Budge opens by explaining that 'Book of the Dead' is a modern and somewhat misleading title. The Egyptians called these writings Per-t em hru, 'Coming Forth by Day,' and they are not one connected work but a long-growing collection of spells, hymns, prayers, and magical names composed for the benefit of the dead and found cut or painted on tombs, coffins, and rolls of papyrus.
He traces how the texts grew. Their oldest forms appear in the Pyramid Texts of the early dynasties, and by the New Kingdom the collection held roughly 190 separate chapters copied onto papyrus rolls. The finest of these is the Papyrus of Ani, seventy-eight feet long, whose painted vignettes give the most complete picture of the Egyptian vision of death and judgment.
The heart of the work is the Judgment of Osiris, the great Chapter 125. The dead enters the Hall of Maati, greets the Great God and the Forty-Two assessors, and recites the declaration of innocence that early scholars named the Negative Confession: I have not killed, I have not stolen, I have not lied, I have given bread to the hungry and water to the thirsty. His heart is then weighed in a balance against the feather of truth.
If the heart holds level against truth, Thoth records the verdict, the gods declare the dead 'true of voice,' and the monster Amemit, the Eater of the Dead, is denied. Budge stresses that the gods asked only that the heart exactly counterbalance truth; they demanded the fulfilment of the law and nothing more, and granted immortality to the one of whom the verdict was that he had done no evil.

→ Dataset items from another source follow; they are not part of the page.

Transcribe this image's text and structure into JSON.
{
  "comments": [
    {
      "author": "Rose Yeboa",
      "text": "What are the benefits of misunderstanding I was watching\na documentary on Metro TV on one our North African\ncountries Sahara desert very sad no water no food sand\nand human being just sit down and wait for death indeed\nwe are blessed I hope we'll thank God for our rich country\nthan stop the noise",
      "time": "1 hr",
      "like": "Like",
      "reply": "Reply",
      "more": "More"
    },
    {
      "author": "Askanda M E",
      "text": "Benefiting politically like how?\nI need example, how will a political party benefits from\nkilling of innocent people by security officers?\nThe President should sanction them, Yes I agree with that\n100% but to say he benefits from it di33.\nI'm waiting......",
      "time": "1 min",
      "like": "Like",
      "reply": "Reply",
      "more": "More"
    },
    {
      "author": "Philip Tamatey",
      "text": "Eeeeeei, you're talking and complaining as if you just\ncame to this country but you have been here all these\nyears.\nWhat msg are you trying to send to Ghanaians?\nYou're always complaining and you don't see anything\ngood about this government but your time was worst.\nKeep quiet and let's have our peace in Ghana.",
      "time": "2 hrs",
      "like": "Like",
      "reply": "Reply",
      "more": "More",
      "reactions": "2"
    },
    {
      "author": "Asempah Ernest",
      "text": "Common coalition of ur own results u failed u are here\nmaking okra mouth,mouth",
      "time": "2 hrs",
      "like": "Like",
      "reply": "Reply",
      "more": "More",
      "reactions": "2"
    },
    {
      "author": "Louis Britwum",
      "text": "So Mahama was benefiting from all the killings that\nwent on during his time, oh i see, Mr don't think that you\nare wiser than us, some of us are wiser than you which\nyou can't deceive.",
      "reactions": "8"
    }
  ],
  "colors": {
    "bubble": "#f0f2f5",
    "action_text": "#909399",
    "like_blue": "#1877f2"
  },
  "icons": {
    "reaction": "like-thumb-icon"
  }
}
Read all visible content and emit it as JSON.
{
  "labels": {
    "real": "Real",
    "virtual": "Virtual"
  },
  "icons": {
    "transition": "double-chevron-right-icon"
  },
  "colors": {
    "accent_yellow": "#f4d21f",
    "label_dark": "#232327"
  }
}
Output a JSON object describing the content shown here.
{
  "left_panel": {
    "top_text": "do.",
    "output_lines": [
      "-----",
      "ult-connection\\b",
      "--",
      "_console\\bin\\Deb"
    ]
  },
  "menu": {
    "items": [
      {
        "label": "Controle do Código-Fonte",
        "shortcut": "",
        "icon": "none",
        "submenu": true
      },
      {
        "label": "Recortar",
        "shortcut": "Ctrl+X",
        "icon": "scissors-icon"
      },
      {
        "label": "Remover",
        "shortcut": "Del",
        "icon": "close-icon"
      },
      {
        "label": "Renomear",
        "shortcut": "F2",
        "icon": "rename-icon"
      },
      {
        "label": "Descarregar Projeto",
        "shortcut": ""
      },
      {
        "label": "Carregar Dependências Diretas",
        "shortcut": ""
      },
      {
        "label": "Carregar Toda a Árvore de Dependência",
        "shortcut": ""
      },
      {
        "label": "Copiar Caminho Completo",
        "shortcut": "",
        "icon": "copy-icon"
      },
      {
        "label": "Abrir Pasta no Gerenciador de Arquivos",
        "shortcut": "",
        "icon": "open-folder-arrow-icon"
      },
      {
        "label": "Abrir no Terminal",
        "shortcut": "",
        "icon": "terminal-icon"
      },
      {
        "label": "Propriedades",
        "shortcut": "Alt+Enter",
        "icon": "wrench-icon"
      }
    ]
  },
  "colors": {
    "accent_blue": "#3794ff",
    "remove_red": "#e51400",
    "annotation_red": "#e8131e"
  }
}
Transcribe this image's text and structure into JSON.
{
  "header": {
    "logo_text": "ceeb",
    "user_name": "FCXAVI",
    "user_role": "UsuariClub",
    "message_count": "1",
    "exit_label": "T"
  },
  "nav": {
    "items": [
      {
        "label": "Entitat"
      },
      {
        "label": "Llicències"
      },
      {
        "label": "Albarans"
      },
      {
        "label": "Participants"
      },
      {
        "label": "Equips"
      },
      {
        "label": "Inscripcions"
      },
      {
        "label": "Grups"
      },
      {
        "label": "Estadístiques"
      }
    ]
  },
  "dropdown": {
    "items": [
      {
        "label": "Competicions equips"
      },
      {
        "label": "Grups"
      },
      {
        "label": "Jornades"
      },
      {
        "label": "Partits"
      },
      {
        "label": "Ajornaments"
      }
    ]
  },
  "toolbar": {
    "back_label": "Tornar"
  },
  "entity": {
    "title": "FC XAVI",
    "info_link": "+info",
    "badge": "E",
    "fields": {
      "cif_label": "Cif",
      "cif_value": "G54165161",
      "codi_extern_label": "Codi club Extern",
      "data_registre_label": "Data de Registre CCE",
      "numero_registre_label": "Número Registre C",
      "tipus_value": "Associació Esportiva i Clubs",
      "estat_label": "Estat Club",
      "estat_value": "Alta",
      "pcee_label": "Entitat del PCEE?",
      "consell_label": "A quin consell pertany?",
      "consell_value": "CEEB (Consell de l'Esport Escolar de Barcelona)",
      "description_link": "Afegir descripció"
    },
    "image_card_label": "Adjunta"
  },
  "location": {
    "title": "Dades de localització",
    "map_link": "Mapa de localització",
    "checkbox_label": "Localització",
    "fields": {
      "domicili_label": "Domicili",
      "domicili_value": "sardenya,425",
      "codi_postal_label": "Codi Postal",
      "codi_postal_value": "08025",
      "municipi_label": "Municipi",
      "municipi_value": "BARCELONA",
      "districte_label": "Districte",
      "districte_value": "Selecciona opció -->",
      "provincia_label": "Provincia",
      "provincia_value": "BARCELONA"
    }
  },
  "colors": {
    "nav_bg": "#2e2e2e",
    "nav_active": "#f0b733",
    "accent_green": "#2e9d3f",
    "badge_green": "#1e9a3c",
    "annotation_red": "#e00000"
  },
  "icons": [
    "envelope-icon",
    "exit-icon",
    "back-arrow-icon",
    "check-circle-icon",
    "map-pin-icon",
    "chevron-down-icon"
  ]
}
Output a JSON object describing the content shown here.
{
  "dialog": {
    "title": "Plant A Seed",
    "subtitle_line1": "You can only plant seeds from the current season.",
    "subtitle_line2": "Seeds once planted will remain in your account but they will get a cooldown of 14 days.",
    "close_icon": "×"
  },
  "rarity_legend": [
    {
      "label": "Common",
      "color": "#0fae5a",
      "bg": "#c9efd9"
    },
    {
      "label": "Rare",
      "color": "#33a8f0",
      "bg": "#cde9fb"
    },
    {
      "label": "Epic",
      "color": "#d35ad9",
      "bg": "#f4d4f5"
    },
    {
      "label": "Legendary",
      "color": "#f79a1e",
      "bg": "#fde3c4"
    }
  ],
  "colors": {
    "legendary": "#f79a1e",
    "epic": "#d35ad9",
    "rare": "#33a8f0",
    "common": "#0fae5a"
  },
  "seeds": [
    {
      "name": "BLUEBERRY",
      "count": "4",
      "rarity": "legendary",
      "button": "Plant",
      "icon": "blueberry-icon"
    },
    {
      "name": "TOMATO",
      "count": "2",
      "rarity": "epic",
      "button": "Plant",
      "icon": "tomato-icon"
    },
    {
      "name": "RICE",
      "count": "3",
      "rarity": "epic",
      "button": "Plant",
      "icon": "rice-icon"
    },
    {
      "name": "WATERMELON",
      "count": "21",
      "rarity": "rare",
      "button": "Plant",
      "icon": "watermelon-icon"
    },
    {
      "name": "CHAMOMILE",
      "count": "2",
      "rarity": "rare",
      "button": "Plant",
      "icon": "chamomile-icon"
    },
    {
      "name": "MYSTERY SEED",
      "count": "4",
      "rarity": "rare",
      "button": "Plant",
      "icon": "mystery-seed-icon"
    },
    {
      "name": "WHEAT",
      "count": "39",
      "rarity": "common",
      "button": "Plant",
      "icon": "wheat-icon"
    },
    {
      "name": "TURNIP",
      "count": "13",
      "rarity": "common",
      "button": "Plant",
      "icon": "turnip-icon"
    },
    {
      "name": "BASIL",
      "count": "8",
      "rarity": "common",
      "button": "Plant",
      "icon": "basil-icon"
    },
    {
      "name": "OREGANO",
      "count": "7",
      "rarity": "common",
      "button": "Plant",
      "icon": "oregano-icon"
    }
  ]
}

Acquitted, the soul passes into the Kingdom of Osiris, the Field of Reeds, pictured as an idealized Egypt of canals and grain where the blessed live, work, and feed upon their god. Framing all of this are the great hymns to Ra at his rising and setting and to Osiris, lord of eternity, which open the papyri and set the soul's journey within the daily circuit of the sun and the rule of truth.